“How long were you gone?”
“About half an hour. I didn’t dawdle.”
He saw again the tree limbs snapping back and felt them slapping him, smelled the pine needles, and heard the crashing through the woods, like an army, running. Racing. He’d thought it was just his own noise, magnified by fear and the night. But maybe not.
“You saw and heard nothing?”
“Nothing.”
“What time was that?” Gamache asked.
“About two I guess, maybe two thirty.”
Gamache laced his fingers together. “What did you do once you realized what had happened?”
The rest of the story came out quickly, in a rush. Once he’d realized the Hermit was dead, another idea had come to Olivier. A way the Hermit might help. He’d put the body in the wheelbarrow and taken him through the woods to the old Hadley house.
“It took a while, but I finally got him there. I’d planned to leave him on the porch, but when I tried the door it was unlocked, so I laid him in the front hall.”
He made it sound gentle, but he knew it wasn’t. It was a brutal, ugly, vindictive act.

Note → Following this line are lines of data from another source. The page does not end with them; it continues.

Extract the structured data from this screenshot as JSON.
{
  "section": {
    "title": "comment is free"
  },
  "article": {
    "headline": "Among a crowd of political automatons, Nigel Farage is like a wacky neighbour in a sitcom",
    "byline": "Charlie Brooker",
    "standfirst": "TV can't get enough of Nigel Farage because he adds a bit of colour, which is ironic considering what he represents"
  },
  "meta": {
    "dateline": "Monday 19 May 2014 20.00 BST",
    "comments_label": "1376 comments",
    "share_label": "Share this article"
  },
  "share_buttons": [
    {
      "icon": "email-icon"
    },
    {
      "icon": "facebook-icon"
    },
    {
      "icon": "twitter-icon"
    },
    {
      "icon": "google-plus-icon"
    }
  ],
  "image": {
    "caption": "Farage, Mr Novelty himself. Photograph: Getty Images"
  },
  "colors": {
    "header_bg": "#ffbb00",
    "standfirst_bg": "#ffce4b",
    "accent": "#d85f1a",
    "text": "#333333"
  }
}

A violation of a body, a violation of a friendship, a violation of the Gilberts. And finally, it was a betrayal of Gabri and their lives in Three Pines.
It was so quiet in the room he could almost believe himself alone. He looked up and there was Gamache, watching him.
“I’m sorry,” said Olivier. He scolded himself, desperate not to be the gay guy who cried. But he knew his actions had taken him far beyond cliché, or caricature.
And then Armand Gamache did the most extraordinary thing. He leaned forward so that his large, certain hands were almost touching Olivier’s, as though it was all right to be that close to someone so vile, and he spoke in a calm, deep voice.
“If you didn’t kill the man, who else could have? I need your help.”
In that one sentence Gamache had placed himself next to Olivier. He might still be on the outer reaches of the world, but at least he wasn’t alone.
Gamache believed him.
Clara stood outside Peter’s closed studio door. She almost never knocked, almost never disturbed him. Unless it was an emergency. Those were hard to come by in Three Pines and were generally Ruth-shaped and difficult to avoid.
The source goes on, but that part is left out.